Prof Tichaawa’s inaugural address took place in the University’s Council Chambers, Madibeng Building, Auckland Park Kingsway Campus on Monday, 16 August 2021.
He pointed out that to truly grow and develop tourism in Africa, it is crucial to understand how the sector works within the African context, taking into consideration its social, economic and political dimensions. Quality African-centered tourism research is therefore imperative to inform policy and development. “I pride myself on being an African scholar and contributing to the broadening of tourism knowledge on the continent whilst acknowledging the unique nature and characteristics of the continent.”
Addressing his first research theme reflecting on sport tourism, mega-events and legacy impacts, Prof Tichaawa explained that the FIFA World Cup hosted by South Africa was, and remains to date as, the first mega sport event hosted on the African continent and was conceptualized in order to bring in significant and much needed developmental benefits. The event, which was also coined “Africa’s World Cup”, had been set to positively position the continent to the rest of the world. At this time, sport tourism had been a relatively neglected field of study, with most of the research focusing on the developed Global North, He said.

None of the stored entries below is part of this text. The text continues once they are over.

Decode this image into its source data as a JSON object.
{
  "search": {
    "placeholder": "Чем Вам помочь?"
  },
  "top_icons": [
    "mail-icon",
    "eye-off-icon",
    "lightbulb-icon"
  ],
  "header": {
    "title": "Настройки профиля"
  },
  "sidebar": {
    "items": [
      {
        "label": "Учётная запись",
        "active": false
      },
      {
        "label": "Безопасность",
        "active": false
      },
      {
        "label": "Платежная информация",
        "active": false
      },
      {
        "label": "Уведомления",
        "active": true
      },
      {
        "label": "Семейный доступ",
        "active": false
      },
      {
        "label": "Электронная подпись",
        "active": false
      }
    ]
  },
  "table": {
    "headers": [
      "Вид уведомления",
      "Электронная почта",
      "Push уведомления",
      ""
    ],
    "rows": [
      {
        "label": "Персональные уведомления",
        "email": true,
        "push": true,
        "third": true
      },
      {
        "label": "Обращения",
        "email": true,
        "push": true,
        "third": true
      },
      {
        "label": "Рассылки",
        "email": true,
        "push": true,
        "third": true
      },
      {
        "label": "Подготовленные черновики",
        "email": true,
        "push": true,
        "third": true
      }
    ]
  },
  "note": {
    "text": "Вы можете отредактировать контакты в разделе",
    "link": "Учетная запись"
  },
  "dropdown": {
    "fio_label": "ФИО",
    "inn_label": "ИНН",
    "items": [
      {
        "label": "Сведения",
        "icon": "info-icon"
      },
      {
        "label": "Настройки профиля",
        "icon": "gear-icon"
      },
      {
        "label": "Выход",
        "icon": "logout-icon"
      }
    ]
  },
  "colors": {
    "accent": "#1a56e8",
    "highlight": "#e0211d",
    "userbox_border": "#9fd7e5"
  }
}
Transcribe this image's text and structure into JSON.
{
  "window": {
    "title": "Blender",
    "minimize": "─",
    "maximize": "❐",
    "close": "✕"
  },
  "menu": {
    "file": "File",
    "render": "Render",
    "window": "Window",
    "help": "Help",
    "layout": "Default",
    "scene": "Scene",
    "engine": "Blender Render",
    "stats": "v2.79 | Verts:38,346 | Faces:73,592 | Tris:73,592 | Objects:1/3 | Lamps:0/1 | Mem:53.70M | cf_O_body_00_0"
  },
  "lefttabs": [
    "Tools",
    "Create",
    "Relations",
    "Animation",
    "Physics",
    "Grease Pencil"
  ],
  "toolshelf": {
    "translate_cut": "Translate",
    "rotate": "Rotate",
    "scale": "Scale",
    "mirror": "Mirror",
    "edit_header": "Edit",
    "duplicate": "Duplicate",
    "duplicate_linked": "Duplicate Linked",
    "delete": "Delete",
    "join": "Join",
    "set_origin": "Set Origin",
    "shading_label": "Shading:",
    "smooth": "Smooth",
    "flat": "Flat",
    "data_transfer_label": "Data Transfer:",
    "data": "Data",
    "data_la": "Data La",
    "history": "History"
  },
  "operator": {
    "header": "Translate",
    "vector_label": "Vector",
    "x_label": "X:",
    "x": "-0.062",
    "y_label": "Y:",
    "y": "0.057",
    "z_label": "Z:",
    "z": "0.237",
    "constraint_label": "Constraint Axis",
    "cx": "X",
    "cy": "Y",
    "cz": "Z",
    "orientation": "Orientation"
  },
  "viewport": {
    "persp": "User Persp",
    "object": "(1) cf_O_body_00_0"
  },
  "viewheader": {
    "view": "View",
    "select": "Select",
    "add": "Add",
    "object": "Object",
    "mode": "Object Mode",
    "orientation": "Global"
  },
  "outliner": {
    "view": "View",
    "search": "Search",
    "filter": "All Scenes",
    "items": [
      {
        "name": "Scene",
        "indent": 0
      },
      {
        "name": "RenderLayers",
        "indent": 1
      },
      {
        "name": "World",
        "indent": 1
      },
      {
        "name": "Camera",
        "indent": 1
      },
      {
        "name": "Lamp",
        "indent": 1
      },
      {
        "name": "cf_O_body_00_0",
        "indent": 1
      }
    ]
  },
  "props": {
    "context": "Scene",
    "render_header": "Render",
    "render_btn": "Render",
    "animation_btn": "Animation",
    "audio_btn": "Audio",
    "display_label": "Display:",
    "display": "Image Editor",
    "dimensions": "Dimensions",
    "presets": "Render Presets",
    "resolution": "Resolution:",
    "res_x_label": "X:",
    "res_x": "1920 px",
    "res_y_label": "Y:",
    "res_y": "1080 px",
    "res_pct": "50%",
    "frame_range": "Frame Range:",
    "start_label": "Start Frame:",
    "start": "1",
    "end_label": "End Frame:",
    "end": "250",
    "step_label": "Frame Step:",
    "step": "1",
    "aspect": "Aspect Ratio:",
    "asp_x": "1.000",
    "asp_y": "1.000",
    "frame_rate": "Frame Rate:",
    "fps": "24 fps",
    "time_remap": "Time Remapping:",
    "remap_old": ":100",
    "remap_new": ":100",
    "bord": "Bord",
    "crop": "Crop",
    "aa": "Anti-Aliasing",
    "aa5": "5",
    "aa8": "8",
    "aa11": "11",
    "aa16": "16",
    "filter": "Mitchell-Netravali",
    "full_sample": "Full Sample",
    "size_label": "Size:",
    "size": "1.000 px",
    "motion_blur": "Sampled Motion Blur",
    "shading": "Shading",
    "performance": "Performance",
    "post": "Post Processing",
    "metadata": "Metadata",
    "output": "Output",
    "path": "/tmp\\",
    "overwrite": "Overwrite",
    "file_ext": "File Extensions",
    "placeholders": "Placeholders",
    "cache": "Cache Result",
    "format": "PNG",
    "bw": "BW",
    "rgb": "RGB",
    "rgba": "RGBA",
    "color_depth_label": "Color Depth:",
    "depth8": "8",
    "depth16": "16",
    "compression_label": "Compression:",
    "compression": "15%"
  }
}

Examining the field of business tourism within the African context, Prof Tichaawa stressed that in the context of Sub-Saharan Africa, business tourism constitutes an important segment of tourism, owing to its economic value and volume. However, the sector remains a neglected area of research with the few available business tourism studies centred on Western perspectives. “In this regard, business tourism is understood as being international travel for the purpose of attending meetings, conferences, conventions and exhibitions, or incentive trips.”
In his address, Prof Tichaawa stated that the emerging studies focusing on business tourism in Sub-Saharan Africa have suggested that the sector displays a different set of characteristics. These studies have argued that the Western concept of business tourism cannot be fully applied to African countries.
One of the questions explored is the fact that the Western concept of business tourism cannot be fully applied to African countries. The sector has an important domestic component, which is largely missing from international literature. Further, the study built on available scholarship, highlighting that the informal activities serve to drive the business tourism sector. Informal business tourism remains an important area to focus on, even during the period of COVID-19, since it supports over 50% of the livelihood activities of people in Africa, and as informal business tourism has been postulated to kick start domestic and regional travel.
Prof Tichaawa insists that the onset of COVID-19 and the subsequent impact on tourism, which had threatened the many African economies dependent on the industry, has led to major transformations and the rethinking of tourism development moving forward. “Presently, there has been an emergence of research focusing on understanding the impact of COVID-19 on tourism industries, with some examining specific sectors. While such studies are crucial in laying the foundations upon which tourism recovery (or rebuilding) can be understood, the pandemic has revealed the importance of understanding (and embedding) resilience within tourism systems.”
He concluded: In truly becoming an African Tourism scholar, one has to continue to do research that is insightful, impactful, and relevant to the strategy and policy environment in the Pan-African context. For the times in which we are living, this means that there is a need to conduct research which not only takes cognizance of the 4IR context but more pressingly, looks at the recovery of the tourism sector and its resilience.